To date, two studies have aimed to improve the provision of post-stroke sexual rehabilitation with a focus on changing clinicians' behaviors by creating and implementing sexuality interview guides (19, 31). The effectiveness of these implementation studies was mixed, and they did not assess the sustainability of practice changes post-implementation. This is on concordance with McGrath et al. (20) conclusion that multifactorial implementation programs were needed to lead to an effective change in the provision of sexual rehabilitation services.

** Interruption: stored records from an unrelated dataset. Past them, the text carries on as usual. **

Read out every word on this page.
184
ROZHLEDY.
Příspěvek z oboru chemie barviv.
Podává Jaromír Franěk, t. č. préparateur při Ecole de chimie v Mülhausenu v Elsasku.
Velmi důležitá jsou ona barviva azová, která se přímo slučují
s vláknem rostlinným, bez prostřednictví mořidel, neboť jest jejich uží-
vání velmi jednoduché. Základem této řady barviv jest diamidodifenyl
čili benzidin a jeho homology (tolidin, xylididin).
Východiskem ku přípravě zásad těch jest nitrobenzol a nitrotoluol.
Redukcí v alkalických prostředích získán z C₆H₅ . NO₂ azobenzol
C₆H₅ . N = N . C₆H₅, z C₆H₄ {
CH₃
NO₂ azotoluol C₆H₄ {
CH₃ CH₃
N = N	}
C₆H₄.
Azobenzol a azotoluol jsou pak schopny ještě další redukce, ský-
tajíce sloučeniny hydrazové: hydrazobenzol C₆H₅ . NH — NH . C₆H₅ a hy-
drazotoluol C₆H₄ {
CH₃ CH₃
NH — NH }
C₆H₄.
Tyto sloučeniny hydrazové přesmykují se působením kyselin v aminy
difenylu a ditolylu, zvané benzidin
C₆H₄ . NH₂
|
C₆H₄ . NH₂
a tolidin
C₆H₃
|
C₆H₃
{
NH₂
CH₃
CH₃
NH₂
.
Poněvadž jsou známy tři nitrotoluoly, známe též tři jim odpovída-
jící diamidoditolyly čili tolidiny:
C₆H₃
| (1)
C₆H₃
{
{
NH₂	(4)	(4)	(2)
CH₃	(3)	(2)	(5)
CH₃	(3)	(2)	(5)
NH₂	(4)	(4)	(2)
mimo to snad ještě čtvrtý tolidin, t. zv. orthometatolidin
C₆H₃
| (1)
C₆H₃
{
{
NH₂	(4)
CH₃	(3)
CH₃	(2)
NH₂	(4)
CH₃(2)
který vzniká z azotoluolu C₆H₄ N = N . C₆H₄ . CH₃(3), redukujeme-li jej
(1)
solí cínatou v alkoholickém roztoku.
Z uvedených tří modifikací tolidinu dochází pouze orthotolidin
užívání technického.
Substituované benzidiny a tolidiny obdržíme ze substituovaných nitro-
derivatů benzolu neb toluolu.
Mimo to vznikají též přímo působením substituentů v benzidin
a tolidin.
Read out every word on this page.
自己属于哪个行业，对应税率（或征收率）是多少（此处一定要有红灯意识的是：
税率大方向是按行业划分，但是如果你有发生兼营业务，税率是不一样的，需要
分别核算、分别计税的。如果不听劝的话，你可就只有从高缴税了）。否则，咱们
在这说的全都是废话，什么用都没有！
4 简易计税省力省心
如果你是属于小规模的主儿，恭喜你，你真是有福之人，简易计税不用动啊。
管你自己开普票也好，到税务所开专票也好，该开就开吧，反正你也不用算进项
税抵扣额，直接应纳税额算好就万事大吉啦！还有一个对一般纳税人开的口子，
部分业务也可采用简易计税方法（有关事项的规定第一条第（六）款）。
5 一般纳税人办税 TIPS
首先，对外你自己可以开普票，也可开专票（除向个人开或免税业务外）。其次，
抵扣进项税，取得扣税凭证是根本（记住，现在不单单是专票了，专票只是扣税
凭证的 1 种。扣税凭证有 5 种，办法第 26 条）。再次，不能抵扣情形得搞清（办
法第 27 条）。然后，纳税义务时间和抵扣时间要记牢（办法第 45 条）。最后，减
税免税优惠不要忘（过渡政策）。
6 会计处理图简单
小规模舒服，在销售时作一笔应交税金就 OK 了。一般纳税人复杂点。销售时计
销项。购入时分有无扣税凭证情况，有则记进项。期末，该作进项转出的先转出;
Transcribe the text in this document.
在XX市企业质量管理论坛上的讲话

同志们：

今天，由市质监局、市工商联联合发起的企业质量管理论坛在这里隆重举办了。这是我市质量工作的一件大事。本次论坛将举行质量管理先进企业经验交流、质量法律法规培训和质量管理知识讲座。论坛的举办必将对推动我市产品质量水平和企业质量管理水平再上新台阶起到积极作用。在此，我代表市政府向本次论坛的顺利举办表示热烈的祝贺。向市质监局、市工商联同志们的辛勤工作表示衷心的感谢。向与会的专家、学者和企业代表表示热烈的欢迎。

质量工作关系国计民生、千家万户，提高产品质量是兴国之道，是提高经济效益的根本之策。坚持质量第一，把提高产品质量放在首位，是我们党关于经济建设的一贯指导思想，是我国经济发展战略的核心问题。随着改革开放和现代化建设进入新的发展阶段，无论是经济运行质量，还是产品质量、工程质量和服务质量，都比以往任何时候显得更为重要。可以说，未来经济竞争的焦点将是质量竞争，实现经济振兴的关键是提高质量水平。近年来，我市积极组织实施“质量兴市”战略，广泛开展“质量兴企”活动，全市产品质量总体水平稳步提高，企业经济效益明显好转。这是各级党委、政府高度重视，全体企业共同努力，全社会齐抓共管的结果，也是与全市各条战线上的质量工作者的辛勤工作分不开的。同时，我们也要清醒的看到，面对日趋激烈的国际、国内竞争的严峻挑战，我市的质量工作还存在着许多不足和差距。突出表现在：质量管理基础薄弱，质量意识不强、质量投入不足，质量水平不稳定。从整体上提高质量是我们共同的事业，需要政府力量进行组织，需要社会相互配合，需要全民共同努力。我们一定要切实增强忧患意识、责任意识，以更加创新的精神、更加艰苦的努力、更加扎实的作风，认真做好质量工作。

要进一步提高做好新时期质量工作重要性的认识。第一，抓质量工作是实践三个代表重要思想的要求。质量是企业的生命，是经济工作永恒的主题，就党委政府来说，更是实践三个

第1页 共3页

Intervention Mapping is a structured process that aims to optimize a practice (e.g., non-provision vs. provision of sexual rehabilitation services) by identifying the behaviors underlying the practice and acting upon the factors (i.e., determinants) that influence the behavior (32, 33). According to a systematic review of 17 studies (34), Intervention Mapping has shown to be an effective process in guiding the development of methods and programs aimed at changing practices, such as adherence to clinical guidelines (35), assessment and treatment of risk factors (36), and provision of educational support (37). To our knowledge, Intervention Mapping has never been used to guide the development of programs and interventions designed to improve sexual rehabilitation for any health condition. In fact, very few studies have been conducted on sexual rehabilitation post-stroke, and most focused only on assessing the effects of one specific intervention method, such as pelvic floor muscle training (26). Therefore, there is a need for a complex intervention addressing the multiple challenges faced in stroke rehabilitation regarding sexuality. Because of its structured process and the evidence supporting its effectiveness in past studies, Intervention Mapping has the potential to successfully guide multiple stakeholders' needs assessment and subsequent development of a multifactorial program that targets the main determinants, ultimately improving clinical practice related to post-stroke sexual rehabilitation.

Main Objectives

The general aim of this study is to co-design with stakeholders (namely: persons with stroke, partners, clinicians, managers, and researchers) a theory-driven program to improve post-stroke sexual rehabilitation services. The specific objectives of this study are to:

1. Describe the factors that influence the actual provision of sexual rehabilitation services in post-stroke rehabilitation from the perspective of various stakeholders.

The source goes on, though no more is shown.